Having a continuous source of fresh flowers is important when you make your living selling them. The couple uses several techniques to maintain a steady supply from mid-April to freeze-up. They start by selecting flower varieties that meet their needs. For example they plant perennials, like lilies, for the first flowers of the season. Monkshood and delphiniums are also early bloomers. The first annuals start blossoming in mid-June.

Personal favorites. "Dahlias are probably my favorites." Isobel says. "You have to plant them every year, but they keep flowering all season. You can cut them again and again right up to frost. I also like to grow flowers from bulbs, like lilies and gladiolas."

From early August until the end of the season, brightly colored sunflowers dominate Isobel’s garden. Thickly planted rows of sunflowers not only produce colorful flowers, they also provide flexible windbreaks. Forrester and Vallentin plant them everywhere to protect their more delicate flowers from the brunt of the island’s wind.

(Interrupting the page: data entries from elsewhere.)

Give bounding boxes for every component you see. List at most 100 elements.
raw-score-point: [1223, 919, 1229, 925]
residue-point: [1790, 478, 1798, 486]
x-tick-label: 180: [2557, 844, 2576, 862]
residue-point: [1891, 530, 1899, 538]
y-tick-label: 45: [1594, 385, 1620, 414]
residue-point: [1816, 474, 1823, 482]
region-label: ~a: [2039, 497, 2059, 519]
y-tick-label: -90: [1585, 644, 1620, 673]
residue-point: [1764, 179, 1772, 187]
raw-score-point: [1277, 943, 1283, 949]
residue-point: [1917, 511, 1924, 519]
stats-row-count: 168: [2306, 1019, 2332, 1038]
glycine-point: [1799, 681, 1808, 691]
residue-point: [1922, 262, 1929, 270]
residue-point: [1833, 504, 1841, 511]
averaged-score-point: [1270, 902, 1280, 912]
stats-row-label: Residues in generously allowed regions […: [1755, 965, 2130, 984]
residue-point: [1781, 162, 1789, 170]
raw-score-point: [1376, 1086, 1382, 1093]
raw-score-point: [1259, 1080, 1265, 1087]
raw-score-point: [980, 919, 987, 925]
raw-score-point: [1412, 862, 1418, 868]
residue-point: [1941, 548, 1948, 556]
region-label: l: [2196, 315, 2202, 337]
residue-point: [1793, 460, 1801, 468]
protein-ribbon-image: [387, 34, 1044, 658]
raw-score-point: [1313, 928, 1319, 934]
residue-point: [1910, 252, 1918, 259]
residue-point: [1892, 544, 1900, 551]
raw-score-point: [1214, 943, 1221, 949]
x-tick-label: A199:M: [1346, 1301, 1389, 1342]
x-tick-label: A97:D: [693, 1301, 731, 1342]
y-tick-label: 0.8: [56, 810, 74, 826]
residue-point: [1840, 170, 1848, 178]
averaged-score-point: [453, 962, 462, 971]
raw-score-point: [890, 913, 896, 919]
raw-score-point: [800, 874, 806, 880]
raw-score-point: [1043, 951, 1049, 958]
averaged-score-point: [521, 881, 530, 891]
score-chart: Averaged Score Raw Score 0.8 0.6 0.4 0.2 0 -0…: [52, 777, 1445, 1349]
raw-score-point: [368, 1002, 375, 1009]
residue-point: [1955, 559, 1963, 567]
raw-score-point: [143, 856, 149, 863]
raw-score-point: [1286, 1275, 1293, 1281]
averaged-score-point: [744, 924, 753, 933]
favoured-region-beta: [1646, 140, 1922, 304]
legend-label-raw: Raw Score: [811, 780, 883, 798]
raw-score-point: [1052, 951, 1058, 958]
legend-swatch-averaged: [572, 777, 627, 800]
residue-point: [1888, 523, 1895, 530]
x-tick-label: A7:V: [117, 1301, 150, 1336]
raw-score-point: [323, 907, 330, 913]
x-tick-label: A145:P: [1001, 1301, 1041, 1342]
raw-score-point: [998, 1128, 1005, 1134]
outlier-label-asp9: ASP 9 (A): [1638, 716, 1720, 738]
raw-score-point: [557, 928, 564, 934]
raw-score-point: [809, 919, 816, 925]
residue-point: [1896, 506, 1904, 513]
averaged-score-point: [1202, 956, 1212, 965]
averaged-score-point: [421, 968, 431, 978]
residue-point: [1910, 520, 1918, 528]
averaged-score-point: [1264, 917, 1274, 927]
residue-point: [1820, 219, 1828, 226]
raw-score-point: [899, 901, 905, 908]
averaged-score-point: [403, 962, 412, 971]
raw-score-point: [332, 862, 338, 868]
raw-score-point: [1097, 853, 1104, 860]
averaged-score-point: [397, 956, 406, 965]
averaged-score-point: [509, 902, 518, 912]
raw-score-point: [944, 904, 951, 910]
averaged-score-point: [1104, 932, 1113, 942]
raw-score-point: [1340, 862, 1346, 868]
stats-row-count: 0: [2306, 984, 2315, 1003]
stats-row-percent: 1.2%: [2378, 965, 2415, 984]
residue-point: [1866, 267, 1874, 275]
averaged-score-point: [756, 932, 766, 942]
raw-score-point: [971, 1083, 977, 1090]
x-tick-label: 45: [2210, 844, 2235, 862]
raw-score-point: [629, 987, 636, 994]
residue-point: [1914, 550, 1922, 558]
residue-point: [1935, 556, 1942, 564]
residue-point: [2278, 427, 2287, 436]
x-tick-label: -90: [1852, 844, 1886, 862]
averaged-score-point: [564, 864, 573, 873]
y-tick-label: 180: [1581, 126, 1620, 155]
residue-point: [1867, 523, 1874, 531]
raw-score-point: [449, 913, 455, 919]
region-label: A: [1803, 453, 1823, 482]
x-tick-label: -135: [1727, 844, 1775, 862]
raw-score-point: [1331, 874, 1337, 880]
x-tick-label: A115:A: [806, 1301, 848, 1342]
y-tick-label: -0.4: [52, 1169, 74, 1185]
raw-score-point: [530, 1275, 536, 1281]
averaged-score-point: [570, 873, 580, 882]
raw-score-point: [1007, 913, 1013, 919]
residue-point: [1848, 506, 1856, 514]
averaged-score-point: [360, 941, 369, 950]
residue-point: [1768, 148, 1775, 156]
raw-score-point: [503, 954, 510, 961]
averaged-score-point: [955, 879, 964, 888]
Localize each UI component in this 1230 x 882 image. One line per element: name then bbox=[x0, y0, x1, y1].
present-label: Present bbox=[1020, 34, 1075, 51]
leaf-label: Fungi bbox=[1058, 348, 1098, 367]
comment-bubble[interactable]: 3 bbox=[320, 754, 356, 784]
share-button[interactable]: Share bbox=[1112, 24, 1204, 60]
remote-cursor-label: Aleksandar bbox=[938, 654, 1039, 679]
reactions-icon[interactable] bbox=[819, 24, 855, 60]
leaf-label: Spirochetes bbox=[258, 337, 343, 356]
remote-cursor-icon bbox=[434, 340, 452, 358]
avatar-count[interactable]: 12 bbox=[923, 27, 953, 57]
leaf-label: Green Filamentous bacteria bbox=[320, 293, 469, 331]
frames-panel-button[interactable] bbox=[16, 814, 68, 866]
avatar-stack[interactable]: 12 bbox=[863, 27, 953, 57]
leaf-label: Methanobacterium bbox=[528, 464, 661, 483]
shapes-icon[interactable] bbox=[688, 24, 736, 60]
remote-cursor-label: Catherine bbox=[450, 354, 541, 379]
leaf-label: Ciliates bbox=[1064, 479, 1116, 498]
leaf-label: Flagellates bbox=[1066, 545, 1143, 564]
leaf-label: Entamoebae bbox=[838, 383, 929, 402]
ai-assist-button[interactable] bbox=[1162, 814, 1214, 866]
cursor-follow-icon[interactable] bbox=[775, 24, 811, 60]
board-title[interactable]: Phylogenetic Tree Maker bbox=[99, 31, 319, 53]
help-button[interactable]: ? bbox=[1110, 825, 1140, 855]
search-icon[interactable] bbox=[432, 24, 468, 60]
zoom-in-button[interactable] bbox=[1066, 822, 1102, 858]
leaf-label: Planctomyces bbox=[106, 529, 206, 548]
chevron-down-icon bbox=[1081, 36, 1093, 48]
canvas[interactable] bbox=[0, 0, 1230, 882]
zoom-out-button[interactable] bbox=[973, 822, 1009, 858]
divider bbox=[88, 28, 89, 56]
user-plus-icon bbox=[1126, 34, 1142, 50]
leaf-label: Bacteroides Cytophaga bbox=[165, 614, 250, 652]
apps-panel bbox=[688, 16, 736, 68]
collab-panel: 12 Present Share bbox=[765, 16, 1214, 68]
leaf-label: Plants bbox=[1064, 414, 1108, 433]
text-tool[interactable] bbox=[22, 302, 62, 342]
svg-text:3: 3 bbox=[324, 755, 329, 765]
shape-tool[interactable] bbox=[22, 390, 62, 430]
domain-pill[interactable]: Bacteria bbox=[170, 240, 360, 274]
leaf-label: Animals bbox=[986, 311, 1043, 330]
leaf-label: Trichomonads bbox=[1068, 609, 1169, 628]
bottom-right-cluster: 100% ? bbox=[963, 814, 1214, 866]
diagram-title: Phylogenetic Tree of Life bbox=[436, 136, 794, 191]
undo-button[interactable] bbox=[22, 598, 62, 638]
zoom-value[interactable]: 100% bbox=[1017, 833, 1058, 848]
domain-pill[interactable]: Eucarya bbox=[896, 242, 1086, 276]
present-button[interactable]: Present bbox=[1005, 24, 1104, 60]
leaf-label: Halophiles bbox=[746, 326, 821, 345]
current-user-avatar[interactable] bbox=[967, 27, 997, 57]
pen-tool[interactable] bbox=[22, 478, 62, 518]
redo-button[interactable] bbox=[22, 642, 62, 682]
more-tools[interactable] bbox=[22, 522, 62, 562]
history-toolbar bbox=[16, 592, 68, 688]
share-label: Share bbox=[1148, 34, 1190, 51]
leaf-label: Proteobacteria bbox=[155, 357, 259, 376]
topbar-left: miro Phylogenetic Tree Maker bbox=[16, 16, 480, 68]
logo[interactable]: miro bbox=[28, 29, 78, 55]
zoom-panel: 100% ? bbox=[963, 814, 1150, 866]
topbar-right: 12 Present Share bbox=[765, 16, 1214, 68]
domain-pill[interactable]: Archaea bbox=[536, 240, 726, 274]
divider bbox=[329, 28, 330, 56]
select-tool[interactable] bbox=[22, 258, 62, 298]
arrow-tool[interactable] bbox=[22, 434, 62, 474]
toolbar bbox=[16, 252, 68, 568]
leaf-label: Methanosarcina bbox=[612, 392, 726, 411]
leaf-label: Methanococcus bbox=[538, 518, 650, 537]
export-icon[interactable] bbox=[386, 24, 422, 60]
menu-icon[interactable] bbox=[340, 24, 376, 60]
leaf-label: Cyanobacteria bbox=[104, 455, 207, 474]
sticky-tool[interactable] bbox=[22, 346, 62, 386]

While some varieties, like dahlias, flower continuously, sunflowers don't. Isobel has found that she can maintain a steady supply of these simply by staging her planting dates.

"I like to have sunflowers as early as possible and as late as possible, so I do multiple plantings," Isobel says. "I plant them every two weeks, from mid-May right up until the end of July, and I have beautiful sunflowers right up to the frost. I use the same technique with snapdragons, and a few others too. It’s a simple trick but it works really well."

The couple uses a similar technique for perennials. For example, they get a second crop of lilies by planting a new set of bulbs in the spring once existing ones are a foot tall.

"We plant gladiolus seedlings three times; in mid-May, mid-June and again in early July," Isobel says. "This gives us an early season crop, a mid-season crop, and a late crop. Another trick we use to extend flowering is to scatter the bulbs in a trench when we plant them. If some of the bulbs are upside down, or sideways, instead of all sitting upright, they don't all come out of the ground the same day. We have found that doing this will give us at least six weeks of blossoms out of a single gladiolus planting."

Isobel has just main two criteria that guide her new flower variety selections. First, she has to like them; and secondly, they have to last for at least a week in a vase.